"Peccato l'argomento", biografia a più voci di Enzo Jannacci

La vita di Enzo Jannacci dai ricordi dei suoi amici, in un libro corale a cura di Sandro Patè

3 giugno. Non è il day after la Festa della Repubblica, ma  il compleanno di Enzo Jannacci. O meglio, sarebbe stato il suo compleanno, l'80esimo per giunta, visto che Jannacci si è spento a marzo di qualche anno fa, il 2013.

Un cantautore atipico, con le sue canzoni in dialetto milanese eppure comprensibili da tutti, dagli emarginati, gli outsider, i romantici ermetici.
In occasione di questa festa, riproponiamo un post con la recensione di uno dei libri a lui dedicati, un libro al quale il medico, cantautore, cabarettista e molto altro ha collaborato assieme allo scrittore, uno studente che aveva scelto proprio lui come oggetto della sua tesi di laurea. Una lusinga per Jannacci che però non poteva mai non concludere un discorso con una frase ironicamente amara, frase che ha dato il titolo al libro stesso: "Peccato l'argomento".

Peccato l'argomento


14 novembre 2014

Enzo Jannacci appartiene a quella categoria di artisti che o ami visceralmente oppure detesti senza se e senza ma. Perchè Jannacci non è stato un cantautore come gli altri, era un genio e proprio grazie al suo genio e al suo talento è riuscito a sgusciare fuori da tutte le etichette che negli anni hanno provato ad attaccargli, creandosi un pubblico di afecionados che oggi lo rimpiange come quando si perde un parente o un amico caro.

A parlare di lui, ad un anno e mezzo dalla sua morte (avvenuta nel marzo del 2013), rimangono le sue tante canzoni, alcune diventate dei veri e propri tormentoni come "Vengo anch'io, no tu no" e "Ho visto un re", in cui Jannacci sprigionava tutta la sua creatività e la sua estrosità che molti ancora stentano a comprendere e che comunque mai nessuno comprenderà appieno.
C'è però chi ha provato a raccontarlo attraverso aneddoti e storie che hanno segnato la sua vita: è Sandro Patè, autore di "Peccato l'argomento.

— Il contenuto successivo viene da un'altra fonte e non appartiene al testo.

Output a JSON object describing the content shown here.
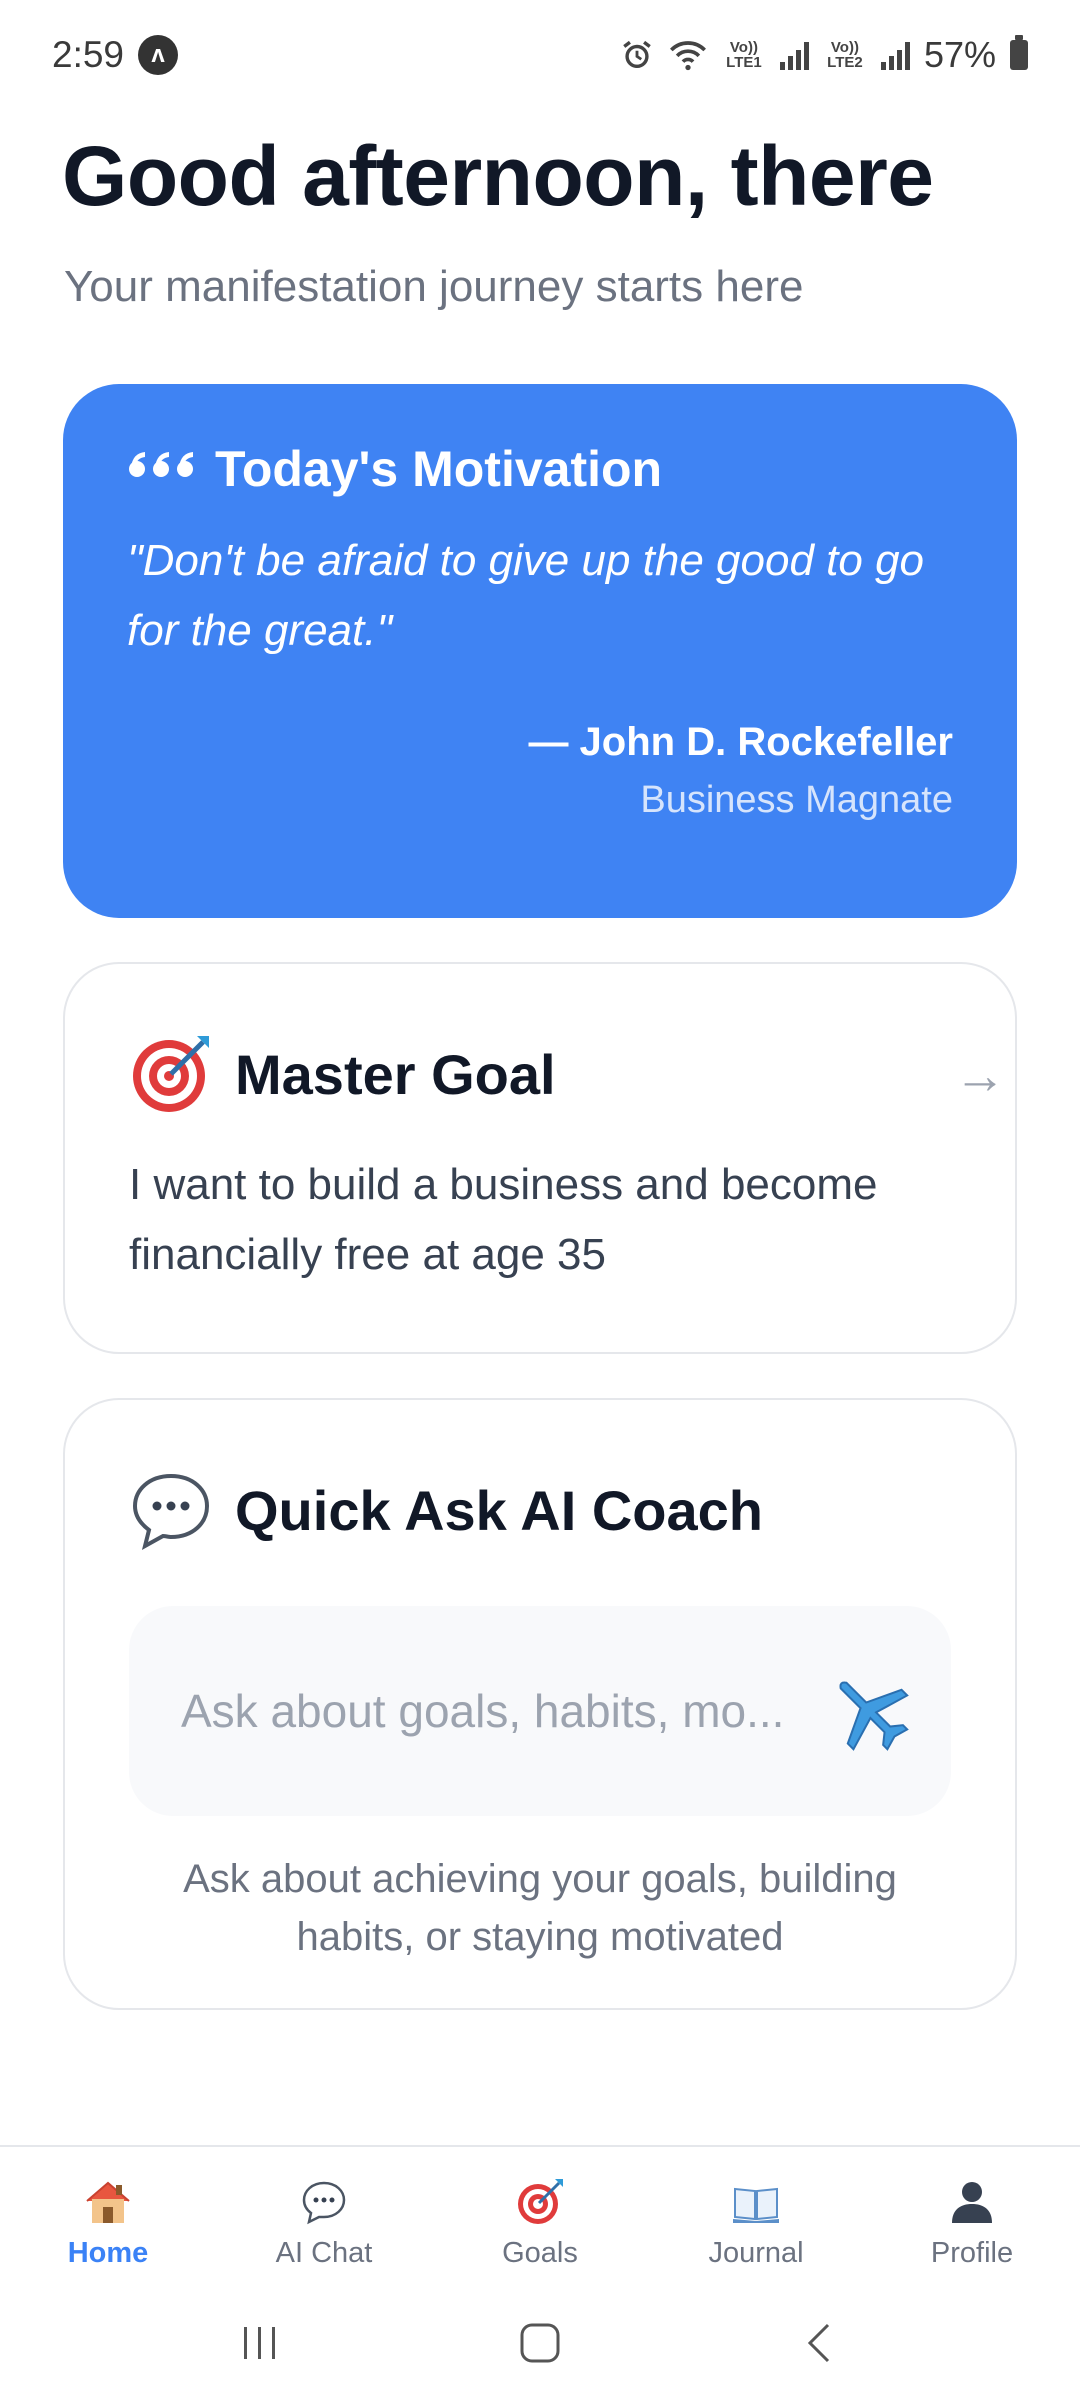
{
  "status_bar": {
    "time": "2:59",
    "nav_badge": "ʌ",
    "battery": "57%",
    "network_1": "Vo)) LTE1",
    "network_2": "Vo)) LTE2"
  },
  "header": {
    "greeting": "Good afternoon, there",
    "subtitle": "Your manifestation journey starts here"
  },
  "motivation": {
    "title": "Today's Motivation",
    "quote": "\"Don't be afraid to give up the good to go for the great.\"",
    "author": "— John D. Rockefeller",
    "role": "Business Magnate",
    "color": "#3f83f3"
  },
  "master_goal": {
    "title": "Master Goal",
    "text": "I want to build a business and become financially free at age 35",
    "icon": "target-icon"
  },
  "coach": {
    "title": "Quick Ask AI Coach",
    "placeholder": "Ask about goals, habits, mo...",
    "hint": "Ask about achieving your goals, building habits, or staying motivated",
    "icon": "speech-bubble-icon",
    "send_icon": "airplane-icon"
  },
  "bottom_nav": {
    "items": [
      {
        "label": "Home",
        "icon": "house-icon",
        "active": true
      },
      {
        "label": "AI Chat",
        "icon": "chat-icon",
        "active": false
      },
      {
        "label": "Goals",
        "icon": "target-icon",
        "active": false
      },
      {
        "label": "Journal",
        "icon": "book-icon",
        "active": false
      },
      {
        "label": "Profile",
        "icon": "person-icon",
        "active": false
      }
    ],
    "active_color": "#3b82f6"
  }
}
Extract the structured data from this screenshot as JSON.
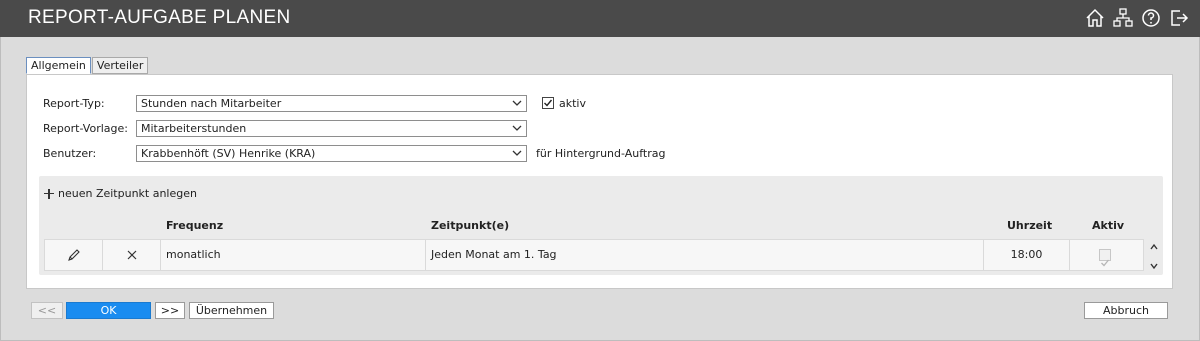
{
  "header": {
    "title": "REPORT-AUFGABE PLANEN",
    "icons": [
      "home-icon",
      "hierarchy-icon",
      "help-icon",
      "logout-icon"
    ]
  },
  "tabs": [
    {
      "label": "Allgemein",
      "active": true
    },
    {
      "label": "Verteiler",
      "active": false
    }
  ],
  "form": {
    "report_type": {
      "label": "Report-Typ:",
      "value": "Stunden nach Mitarbeiter"
    },
    "active": {
      "label": "aktiv",
      "checked": true
    },
    "report_template": {
      "label": "Report-Vorlage:",
      "value": "Mitarbeiterstunden"
    },
    "user": {
      "label": "Benutzer:",
      "value": "Krabbenhöft (SV) Henrike (KRA)",
      "hint": "für Hintergrund-Auftrag"
    }
  },
  "schedule": {
    "add_label": "neuen Zeitpunkt anlegen",
    "columns": [
      "Frequenz",
      "Zeitpunkt(e)",
      "Uhrzeit",
      "Aktiv"
    ],
    "rows": [
      {
        "frequency": "monatlich",
        "times": "Jeden Monat am 1. Tag",
        "time": "18:00",
        "active": true
      }
    ]
  },
  "footer": {
    "prev_label": "<<",
    "ok_label": "OK",
    "next_label": ">>",
    "apply_label": "Übernehmen",
    "cancel_label": "Abbruch"
  },
  "colors": {
    "titlebar": "#4a4a4a",
    "primary": "#1a8cf0"
  }
}
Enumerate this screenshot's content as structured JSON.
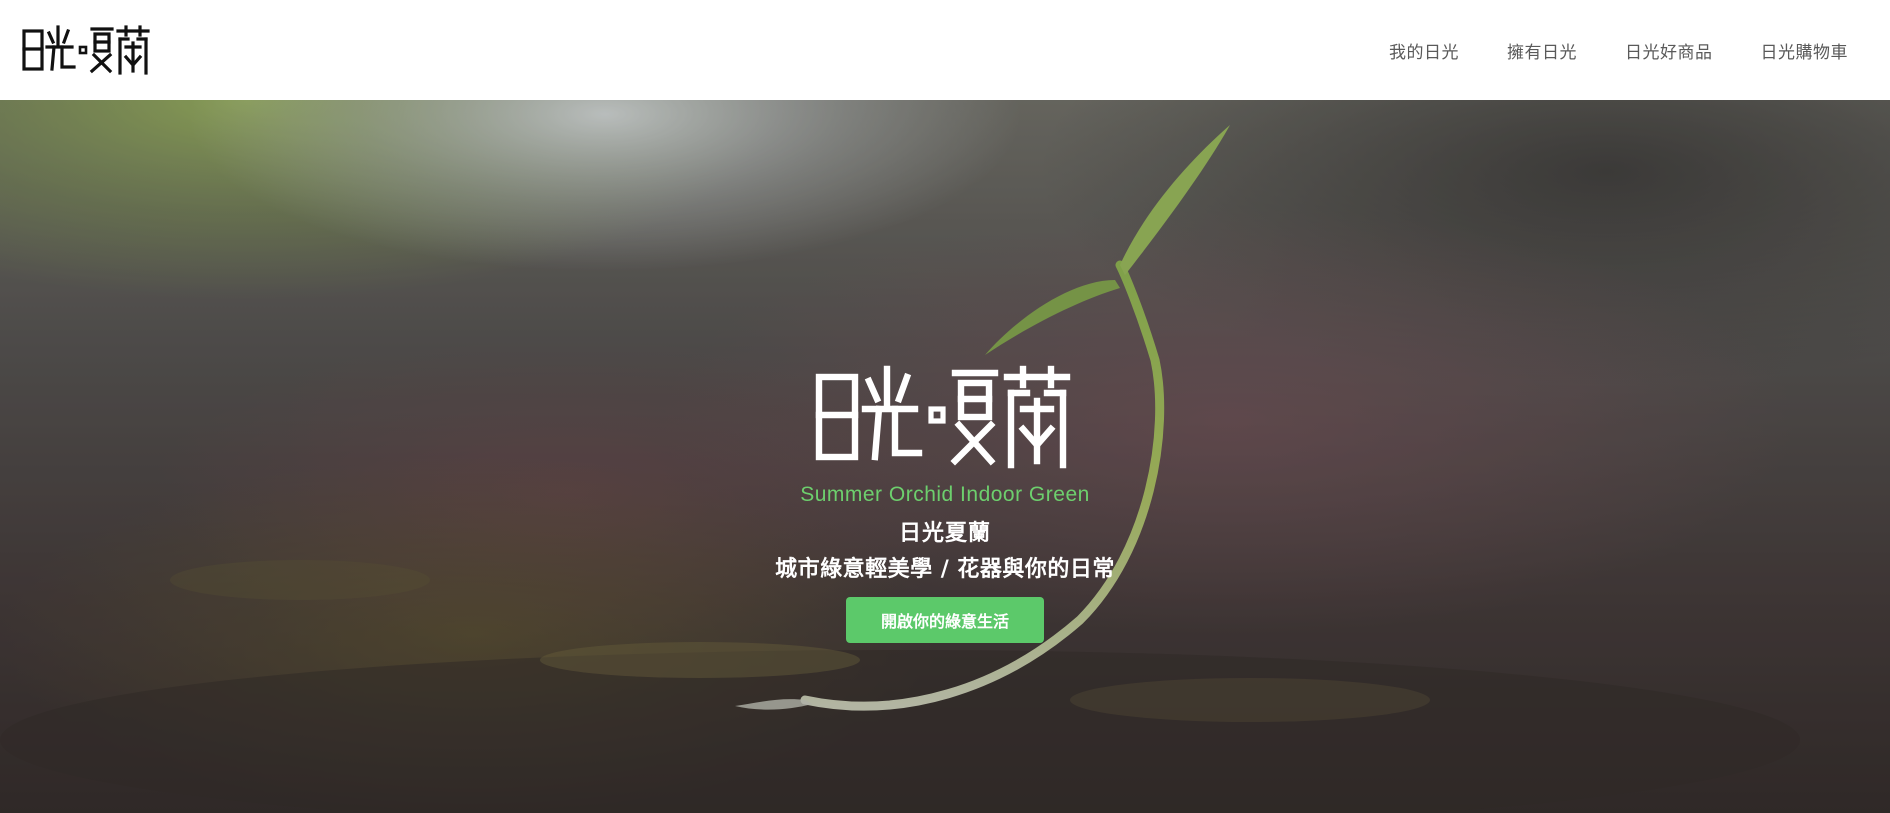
{
  "brand": {
    "logo_text": "日光·夏蘭"
  },
  "nav": {
    "items": [
      {
        "label": "我的日光"
      },
      {
        "label": "擁有日光"
      },
      {
        "label": "日光好商品"
      },
      {
        "label": "日光購物車"
      }
    ]
  },
  "hero": {
    "logo_text": "日光·夏蘭",
    "subtitle_en": "Summer Orchid Indoor Green",
    "title": "日光夏蘭",
    "description": "城市綠意輕美學 / 花器與你的日常",
    "cta_label": "開啟你的綠意生活"
  },
  "colors": {
    "accent": "#6dcf6d",
    "button": "#5cc96a",
    "nav_text": "#5a5a5a"
  },
  "icons": {
    "logo": "brand-logo-icon",
    "hero_logo": "brand-logo-large-icon"
  }
}
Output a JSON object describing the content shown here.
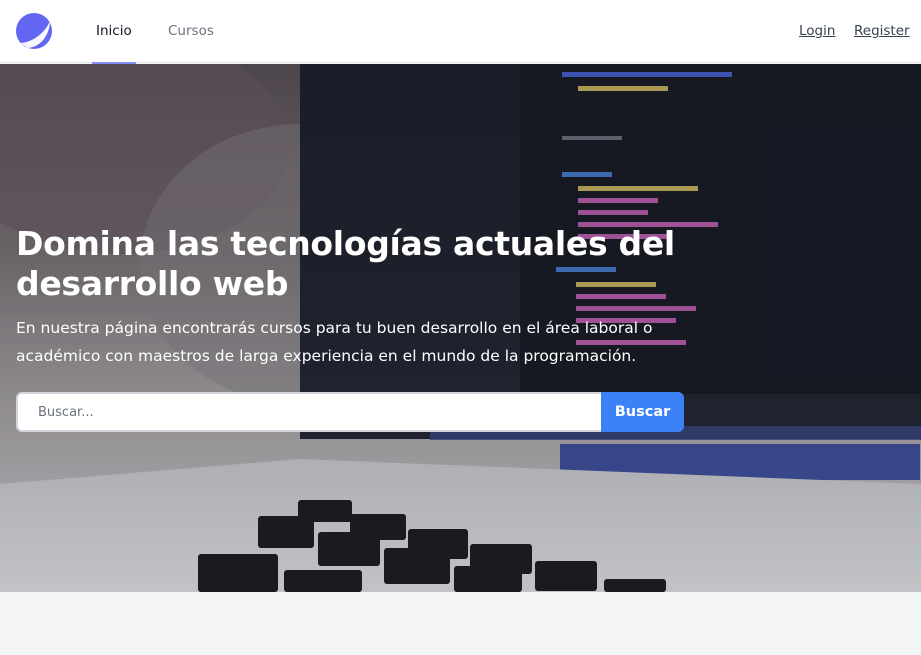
{
  "nav": {
    "logo": "logo-icon",
    "links": [
      {
        "label": "Inicio",
        "active": true
      },
      {
        "label": "Cursos",
        "active": false
      }
    ],
    "login": "Login",
    "register": "Register"
  },
  "hero": {
    "title": "Domina las tecnologías actuales del desarrollo web",
    "subtitle": "En nuestra página encontrarás cursos para tu buen desarrollo en el área laboral o académico con maestros de larga experiencia en el mundo de la programación.",
    "search": {
      "placeholder": "Buscar...",
      "value": "",
      "button": "Buscar"
    }
  },
  "colors": {
    "accent": "#3b82f6",
    "logo": "#6366f1",
    "active_indicator": "#818cf8",
    "page_bg": "#f3f4f6"
  }
}
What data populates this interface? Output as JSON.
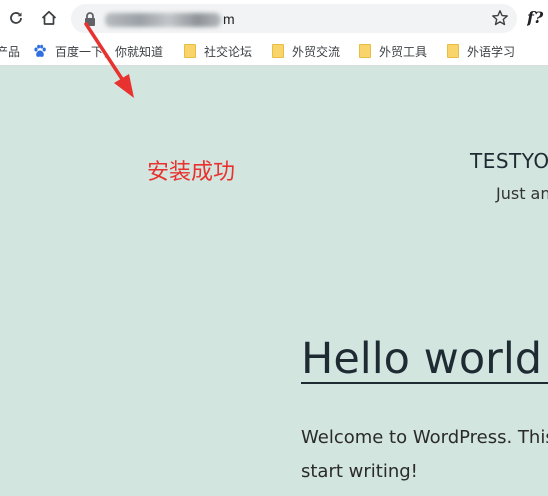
{
  "browser": {
    "url_visible_suffix": "m",
    "ext_label": "f?"
  },
  "bookmarks": {
    "items": [
      {
        "label": "产品",
        "icon": "none"
      },
      {
        "label": "百度一下，你就知道",
        "icon": "baidu-paw-icon"
      },
      {
        "label": "社交论坛",
        "icon": "folder-icon"
      },
      {
        "label": "外贸交流",
        "icon": "folder-icon"
      },
      {
        "label": "外贸工具",
        "icon": "folder-icon"
      },
      {
        "label": "外语学习",
        "icon": "folder-icon"
      }
    ]
  },
  "page": {
    "site_title": "TESTYO",
    "tagline": "Just an",
    "post_title": "Hello world",
    "post_body_line1": "Welcome to WordPress. This",
    "post_body_line2": "start writing!"
  },
  "annotation": {
    "text": "安装成功",
    "color": "#e8322f"
  },
  "colors": {
    "page_bg": "#d3e5df",
    "chrome_bg": "#ffffff",
    "omnibox_bg": "#f1f3f4",
    "folder": "#f8d46b"
  }
}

Biografia a più voci di Enzo Jannacci".

Nel libro si lascia spazio a chi Vincenzo, detto Enzo, lo ha conosciuto di persona e trova piacere a condividere con i lettori un ricordo di quest'uomo, un po' medico un po'cantautore un po'cabarettista ,tra i promotori della "canzonetta", quel genere scanzonato che gli ha dato tanta fama ma che troppe volte ha oscurato il lato più melodico del cantautore milanese (vedi video), attento ai temi sociali del suo tempo.

A dare voce a Enzo Jannacci sono tanti: c'è Franco Cerri, uno dei più grandi chitarristi jazz, ritenuto dallo stesso cantautore il suo “padre Jazz” adottivo: fu proprio lui a scoprire Enzo nel 1957. C'è Ricky Gianco, che svela un lato sconosciuto di Jannacci, quello del medico premuroso, Nanni Svampa e poi c'è Paolo Villaggio, uno dei suoi amici più fidati, a cui è stata affidata la prefazione del libro.

Un anno di lavoro, questo è Peccato l'argomento, una frase che lo stesso Jannacci disse a Patè, classe 1977, quando lo contattò per dirgli che stava facendo una tesi di laurea su di lui. "Stai facendo un ottimo lavoro - disse - peccato l'argomento".

Edito da LOG, Peccato l'argomento verrà presentato domani 15 novembre al Teatro dal Verme a Milano, (ore 19), in una serata organizzata nell’ambito di Bookcity, la kermesse dedicata ai libri. Oltre all’autore, parteciperà anche il comico Enrico Beruschi, che con Jannacci ha lavorato al mitico Derby club di Milano, Ricky Gianco e Giorgio Vittadini, amico intimo del cantautore.